I scanned the posters of chromosomes that papered the walls of the doctor’s office. My eyes floated from one clinical rendition to another as I tried to follow the strings of colored dots that were supposed to show abnormal combinations of DNA. Finally, my gaze rested on my sleeping baby, Brianna. She lay nestled in her flowered pink and brown infant carrier next to me with a light blanket over her tiny feet. She was small for nine-months-old and had not reached the milestones that her older brother and sister had accomplished by her age. Brianna purred quietly as she slept. I watched her delicate chest rise and fall with each inhale and exhale. I could not believe that my sweet baby could have anything wrong with her. The voice of denial reasoned with me as I waited for the doctor to enter. “She was just born a few weeks early. The doctors will know. They’ll know how to help her get stronger so that she can get well.”

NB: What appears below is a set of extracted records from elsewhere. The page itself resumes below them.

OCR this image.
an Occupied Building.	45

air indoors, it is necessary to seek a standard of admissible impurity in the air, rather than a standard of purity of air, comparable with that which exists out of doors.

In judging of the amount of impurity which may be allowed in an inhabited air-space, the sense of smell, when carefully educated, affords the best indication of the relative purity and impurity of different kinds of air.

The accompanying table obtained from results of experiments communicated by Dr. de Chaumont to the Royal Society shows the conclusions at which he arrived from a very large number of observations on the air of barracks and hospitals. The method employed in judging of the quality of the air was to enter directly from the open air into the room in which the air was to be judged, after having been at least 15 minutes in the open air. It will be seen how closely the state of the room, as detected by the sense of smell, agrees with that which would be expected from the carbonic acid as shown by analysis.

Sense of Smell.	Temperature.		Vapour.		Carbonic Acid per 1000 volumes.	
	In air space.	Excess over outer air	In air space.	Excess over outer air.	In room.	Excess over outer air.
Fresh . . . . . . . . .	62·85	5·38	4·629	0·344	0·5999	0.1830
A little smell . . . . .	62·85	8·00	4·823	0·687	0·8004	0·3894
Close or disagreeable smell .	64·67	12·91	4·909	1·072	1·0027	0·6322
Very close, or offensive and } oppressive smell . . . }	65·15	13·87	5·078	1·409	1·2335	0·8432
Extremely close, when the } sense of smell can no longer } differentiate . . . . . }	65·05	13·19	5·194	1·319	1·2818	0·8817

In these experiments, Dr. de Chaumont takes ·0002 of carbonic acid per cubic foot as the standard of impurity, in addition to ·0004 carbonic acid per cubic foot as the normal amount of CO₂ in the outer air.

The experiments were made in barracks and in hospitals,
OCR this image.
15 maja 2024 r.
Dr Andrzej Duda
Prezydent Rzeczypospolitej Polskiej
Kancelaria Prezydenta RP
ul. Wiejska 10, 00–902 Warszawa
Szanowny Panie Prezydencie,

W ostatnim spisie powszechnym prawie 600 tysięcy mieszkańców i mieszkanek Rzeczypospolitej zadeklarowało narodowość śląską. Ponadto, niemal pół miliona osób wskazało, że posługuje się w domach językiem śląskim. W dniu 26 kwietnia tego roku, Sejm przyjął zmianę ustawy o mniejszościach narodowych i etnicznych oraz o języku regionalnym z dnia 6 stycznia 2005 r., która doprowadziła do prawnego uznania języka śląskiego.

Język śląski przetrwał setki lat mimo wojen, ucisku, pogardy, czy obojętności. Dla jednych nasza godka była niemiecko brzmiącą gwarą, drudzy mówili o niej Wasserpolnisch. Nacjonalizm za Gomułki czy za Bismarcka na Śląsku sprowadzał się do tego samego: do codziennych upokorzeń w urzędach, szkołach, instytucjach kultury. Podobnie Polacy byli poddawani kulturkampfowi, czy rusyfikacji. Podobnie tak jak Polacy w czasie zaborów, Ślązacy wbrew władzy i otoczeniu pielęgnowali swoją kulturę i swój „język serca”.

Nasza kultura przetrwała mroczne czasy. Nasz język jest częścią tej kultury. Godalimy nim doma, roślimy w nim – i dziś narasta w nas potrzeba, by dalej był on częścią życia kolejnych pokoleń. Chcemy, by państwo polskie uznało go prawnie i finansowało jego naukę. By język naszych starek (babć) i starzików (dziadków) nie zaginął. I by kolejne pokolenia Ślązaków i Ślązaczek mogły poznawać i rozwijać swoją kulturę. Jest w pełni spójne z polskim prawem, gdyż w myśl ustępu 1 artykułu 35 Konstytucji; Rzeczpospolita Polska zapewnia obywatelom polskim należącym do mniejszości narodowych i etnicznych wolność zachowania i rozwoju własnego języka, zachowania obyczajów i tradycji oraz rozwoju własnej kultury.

My six-year-old son Joseph bent over Brianna and kissed her gently on her rosy cheek. He looked up at me with his big hazel green eyes and smiled before he darted across the room to continue exploring. My four-year-old daughter Bridget clung to me with her head resting on my shoulder. She peered out from beneath her dark locks with penetrating eyes that surveyed the environment suspiciously. There was a quiet knock on the door and a short heavy-set woman entered followed by a young nurse.
“Hello, I am the geneticist,” the doctor announced with a slight Indian accent. She shook my husband’s hand, then mine, and made her way across the room to sit on a swiveling stool. Lifting her chin to adjust her gaze through her bifocals, she inspected a file that she rested on her lap, one leg crossed over the other.

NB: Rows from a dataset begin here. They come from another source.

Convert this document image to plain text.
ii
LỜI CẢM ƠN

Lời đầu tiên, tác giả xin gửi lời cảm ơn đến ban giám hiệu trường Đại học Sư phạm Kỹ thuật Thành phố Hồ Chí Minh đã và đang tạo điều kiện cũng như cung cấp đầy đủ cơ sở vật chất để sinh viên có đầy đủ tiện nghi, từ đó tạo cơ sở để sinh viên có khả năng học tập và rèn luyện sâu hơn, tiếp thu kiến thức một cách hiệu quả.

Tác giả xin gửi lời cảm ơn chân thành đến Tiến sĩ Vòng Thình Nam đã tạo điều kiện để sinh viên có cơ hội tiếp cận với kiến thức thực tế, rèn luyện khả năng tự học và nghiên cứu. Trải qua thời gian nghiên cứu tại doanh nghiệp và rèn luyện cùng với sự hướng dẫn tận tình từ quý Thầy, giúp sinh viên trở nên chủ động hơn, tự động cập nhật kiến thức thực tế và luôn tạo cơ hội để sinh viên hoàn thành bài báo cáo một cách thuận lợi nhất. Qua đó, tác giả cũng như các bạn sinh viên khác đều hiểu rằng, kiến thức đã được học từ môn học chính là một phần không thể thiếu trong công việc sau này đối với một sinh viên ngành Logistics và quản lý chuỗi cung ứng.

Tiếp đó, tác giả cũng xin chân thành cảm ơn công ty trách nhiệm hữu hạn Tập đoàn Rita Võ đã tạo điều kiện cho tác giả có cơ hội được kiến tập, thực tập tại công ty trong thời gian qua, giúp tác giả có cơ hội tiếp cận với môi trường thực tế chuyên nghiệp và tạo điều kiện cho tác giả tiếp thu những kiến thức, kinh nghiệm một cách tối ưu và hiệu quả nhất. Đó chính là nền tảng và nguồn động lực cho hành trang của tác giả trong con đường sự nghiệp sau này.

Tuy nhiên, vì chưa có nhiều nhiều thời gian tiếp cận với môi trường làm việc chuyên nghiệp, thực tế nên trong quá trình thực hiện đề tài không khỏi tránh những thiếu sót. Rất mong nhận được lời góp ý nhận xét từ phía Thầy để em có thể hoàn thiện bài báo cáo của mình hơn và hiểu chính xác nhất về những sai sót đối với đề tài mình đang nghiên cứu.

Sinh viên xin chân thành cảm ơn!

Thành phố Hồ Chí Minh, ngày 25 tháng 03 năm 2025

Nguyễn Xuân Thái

Looking up again, she quietly asked the nurse who had followed her in to take the two older children to the next room to color. With an extreme amount of coaxing, I was able to pry Bridget from me and convince her to follow her brother, who was already holding the nurse’s hand excited to see what adventure she had for him in the next room. The young nurse left the door slightly ajar so that I could see where they were going.
The doctor then spun her stool towards the computer next to her, her long white jacket nearly touching the scuffed floor with the sudden movement of her low seat. My heartbeat quickened as I waited for her to reveal Brianna’s test results in the painful silence of the room. She looked up without making eye contact and laboriously wheeled herself towards us with a box of tissues that she picked up along the way. She then put the box on the examination table between my husband and I as she pushed herself back to her original spot next to the computer. Brianna smiled in her sleep and a soft sound escaped from her rosebud lips. I rested my hand gently on her belly to comfort myself as much as to reassure her that I was there.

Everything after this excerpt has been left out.